Тень от холма, на котором стояла Тала, перешагнула за реку, низкое солнце начало уже спускаться к вершине Тамгута.
— Проклята я! Святые прокляли меня в моих детях! Брат твой Белаид выдает христианам бойцов нашей священной войны. Башир — врач, христиане украли у него сердце. Он никогда и не бывает в Тале… Шлет мне деньги, а что мне делать с его деньгами, горькими, как лавров цвет? Лицо мне его надо увидеть. Какое оно? Уж и не помню, десять лет ведь, как не видела его лица. Ты дочь, ты не в счет. Али ушел к тем, в горы, мне и не сказал ничего. Уж от чужих людей я узнала. И вот что ни вечер, слушаю, как гадает мое сердце: жив ли, помер ли, поел или голоден, не холодно ли ему… И все рыскаю по лесам, думаю встретить… и не встречаю.
Вдруг Фарруджа закрыла ей рот рукой. По другую сторону изгороди вдоль кустарника шел высокий сухощавый человек, одетый в коричневую кешебию [45] Кешебия — бурнус с капюшоном.
, которая делала его еще выше. Он поравнялся с ними. Не остановился, только посмотрел в их сторону. Чуть слышался приглушенный шум его шагов. Обут он был в парусиновые ботинки на толстой резиновой подошве. Он прошел, ничего не сказав. За ним другой, потом еще один и еще двое. Фаррудже пришлось прислониться к скале. Смина продолжала свои причитания, и ничто не могло их остановить. На каждом из проходивших была все та же коричневая кешебия.

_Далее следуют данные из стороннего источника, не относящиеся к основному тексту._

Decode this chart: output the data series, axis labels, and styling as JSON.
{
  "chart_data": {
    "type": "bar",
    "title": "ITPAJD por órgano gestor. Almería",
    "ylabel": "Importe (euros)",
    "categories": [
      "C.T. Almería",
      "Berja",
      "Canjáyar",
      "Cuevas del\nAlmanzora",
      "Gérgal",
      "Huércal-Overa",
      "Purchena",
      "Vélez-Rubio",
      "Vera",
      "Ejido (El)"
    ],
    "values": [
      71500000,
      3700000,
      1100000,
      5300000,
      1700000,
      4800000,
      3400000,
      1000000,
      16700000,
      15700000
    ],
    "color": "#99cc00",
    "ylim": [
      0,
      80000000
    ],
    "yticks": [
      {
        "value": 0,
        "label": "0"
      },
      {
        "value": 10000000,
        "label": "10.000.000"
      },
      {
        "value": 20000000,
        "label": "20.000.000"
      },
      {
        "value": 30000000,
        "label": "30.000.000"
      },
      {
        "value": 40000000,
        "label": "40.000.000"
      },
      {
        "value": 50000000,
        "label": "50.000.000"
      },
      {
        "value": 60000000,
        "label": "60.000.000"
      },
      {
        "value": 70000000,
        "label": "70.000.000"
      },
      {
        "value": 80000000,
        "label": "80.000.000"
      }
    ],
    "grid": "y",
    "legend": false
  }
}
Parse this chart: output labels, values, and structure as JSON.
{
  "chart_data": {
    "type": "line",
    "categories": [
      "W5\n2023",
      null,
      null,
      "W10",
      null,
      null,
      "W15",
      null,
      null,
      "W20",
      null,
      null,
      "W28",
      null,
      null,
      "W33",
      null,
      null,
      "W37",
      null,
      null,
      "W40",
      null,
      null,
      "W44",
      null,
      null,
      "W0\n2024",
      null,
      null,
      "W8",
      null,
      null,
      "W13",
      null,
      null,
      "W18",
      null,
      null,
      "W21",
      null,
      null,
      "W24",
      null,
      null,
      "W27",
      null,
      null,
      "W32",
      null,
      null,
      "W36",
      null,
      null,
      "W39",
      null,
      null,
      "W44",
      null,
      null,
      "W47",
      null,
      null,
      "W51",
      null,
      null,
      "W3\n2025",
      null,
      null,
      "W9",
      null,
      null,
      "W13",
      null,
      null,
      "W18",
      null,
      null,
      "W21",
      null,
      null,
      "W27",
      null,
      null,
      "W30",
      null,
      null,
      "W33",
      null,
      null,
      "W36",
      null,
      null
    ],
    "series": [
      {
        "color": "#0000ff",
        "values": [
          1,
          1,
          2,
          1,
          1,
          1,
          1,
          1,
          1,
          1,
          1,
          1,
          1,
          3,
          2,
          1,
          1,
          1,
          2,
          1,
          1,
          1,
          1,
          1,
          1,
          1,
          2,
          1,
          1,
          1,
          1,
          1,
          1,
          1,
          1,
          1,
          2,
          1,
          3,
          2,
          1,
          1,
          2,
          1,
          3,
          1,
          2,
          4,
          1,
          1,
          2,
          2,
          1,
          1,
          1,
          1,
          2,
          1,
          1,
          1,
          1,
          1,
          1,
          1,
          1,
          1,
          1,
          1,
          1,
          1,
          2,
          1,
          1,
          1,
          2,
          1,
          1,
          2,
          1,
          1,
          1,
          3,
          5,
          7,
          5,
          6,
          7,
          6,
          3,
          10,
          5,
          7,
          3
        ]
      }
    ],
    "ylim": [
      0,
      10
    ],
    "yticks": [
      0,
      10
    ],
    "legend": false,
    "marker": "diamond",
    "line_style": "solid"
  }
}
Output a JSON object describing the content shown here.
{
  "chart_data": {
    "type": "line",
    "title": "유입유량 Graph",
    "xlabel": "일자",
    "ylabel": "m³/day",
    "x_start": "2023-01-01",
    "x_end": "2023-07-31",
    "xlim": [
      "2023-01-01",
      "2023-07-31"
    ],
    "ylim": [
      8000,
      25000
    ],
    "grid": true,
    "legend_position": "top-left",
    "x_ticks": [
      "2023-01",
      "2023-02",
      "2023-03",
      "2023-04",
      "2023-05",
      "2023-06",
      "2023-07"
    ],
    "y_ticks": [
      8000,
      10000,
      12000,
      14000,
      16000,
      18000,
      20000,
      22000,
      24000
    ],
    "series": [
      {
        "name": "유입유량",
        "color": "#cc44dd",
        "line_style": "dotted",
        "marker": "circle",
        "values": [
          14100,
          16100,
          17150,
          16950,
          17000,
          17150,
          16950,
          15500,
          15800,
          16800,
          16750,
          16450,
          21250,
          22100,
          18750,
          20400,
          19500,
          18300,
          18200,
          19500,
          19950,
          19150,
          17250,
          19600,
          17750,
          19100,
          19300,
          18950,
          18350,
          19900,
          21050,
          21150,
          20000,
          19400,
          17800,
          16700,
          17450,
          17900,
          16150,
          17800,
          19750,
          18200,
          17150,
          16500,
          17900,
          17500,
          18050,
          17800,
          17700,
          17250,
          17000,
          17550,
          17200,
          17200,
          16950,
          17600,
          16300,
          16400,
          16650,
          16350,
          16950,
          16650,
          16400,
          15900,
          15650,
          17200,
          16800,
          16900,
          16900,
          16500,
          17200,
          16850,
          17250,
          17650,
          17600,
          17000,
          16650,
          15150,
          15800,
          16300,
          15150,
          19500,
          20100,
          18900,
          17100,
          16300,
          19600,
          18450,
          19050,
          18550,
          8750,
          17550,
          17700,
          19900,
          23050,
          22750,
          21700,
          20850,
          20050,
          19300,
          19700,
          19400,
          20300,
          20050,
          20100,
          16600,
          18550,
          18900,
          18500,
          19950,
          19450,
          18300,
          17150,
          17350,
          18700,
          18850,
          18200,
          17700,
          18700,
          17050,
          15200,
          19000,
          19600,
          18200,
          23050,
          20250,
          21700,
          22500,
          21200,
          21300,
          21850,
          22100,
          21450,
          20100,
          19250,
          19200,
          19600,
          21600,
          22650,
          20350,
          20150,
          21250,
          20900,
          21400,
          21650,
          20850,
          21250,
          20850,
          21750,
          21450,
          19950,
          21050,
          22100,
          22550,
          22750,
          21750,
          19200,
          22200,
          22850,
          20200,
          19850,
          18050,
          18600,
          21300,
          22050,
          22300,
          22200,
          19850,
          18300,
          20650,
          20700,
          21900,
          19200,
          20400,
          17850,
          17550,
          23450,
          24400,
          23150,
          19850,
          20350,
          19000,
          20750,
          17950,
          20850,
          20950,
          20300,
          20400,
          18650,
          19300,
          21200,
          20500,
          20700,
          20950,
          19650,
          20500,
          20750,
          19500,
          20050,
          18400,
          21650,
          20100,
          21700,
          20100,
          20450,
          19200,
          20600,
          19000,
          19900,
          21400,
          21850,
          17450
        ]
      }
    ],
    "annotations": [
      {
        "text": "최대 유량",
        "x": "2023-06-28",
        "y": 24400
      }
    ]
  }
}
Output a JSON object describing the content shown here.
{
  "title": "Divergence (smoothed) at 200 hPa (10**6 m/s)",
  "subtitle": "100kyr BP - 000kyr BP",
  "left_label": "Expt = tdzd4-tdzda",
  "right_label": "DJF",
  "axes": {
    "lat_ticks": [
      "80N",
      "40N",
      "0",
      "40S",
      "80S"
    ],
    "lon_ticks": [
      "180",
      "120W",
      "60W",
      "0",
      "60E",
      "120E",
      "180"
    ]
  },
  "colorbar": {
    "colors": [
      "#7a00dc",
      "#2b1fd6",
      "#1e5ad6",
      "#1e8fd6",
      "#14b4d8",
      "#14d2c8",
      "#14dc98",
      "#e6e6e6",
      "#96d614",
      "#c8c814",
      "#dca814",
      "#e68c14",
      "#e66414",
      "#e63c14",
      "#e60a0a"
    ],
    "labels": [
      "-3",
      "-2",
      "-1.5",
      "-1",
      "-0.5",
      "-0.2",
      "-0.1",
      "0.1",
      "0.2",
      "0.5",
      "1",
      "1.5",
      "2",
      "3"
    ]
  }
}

Когда появился Али, Смина перестала бормотать. Губы ее еще дрожали, но ни один звук не вырывался изо рта. Али стоял перед ними, по другую сторону изгороди. Взгляд его был безумен, черты похудевшего лица застыли. Чтобы унять дрожь, Фарруджа повторяла про себя: «Это Али, Али, мой брат». Лицо Смины сморщилось, и Фарруджа не знала, улыбается мать или плачет. Она закрыла глаза, потом открыла. Мать протянула руки через изгородь; старые пальцы дрожали, будто ласточки, попавшие в сети.
— Что? Устал?
Сзади к Али подошел мужчина и тихонько подтолкнул его в спину. Не отрывая от них взгляда, Али двинулся за товарищами. Вскоре они исчезли внизу, на дороге, за густой стеной кустарника. И уже вдалеке Фарруджа услышала их смех.
Женщины стояли недвижно, ошеломленные, молча глядя друг на друга. У Смины все еще дрожали губы. Ворон низвергал с высоты каскад хриплых криков. Нежданный порыв холодного ветра всполошил кусты боярышника.
Фарруджа вдруг рухнула на камни тропы. Она сложила руки на животе, обратила лицо в ту сторону, где исчез Али, и к небу взметнулся громкий вопль раненой лани, тот самый вопль, которым женщины провожают у нас мертвых: «Али, брат!.. Брат мой родной!..» Она выворачивала себе руки, пальцы, била себя по лицу, по бокам. Ее погребальные завывания раздавались через равные промежутки времени, и тишина, воцарявшаяся в эти короткие паузы, казалась еще более непроницаемой. Волна растрепавшихся волос колыхалась в ритм мерного раскачивания ее тела. Слезы заливали потемневшее от солнца лицо.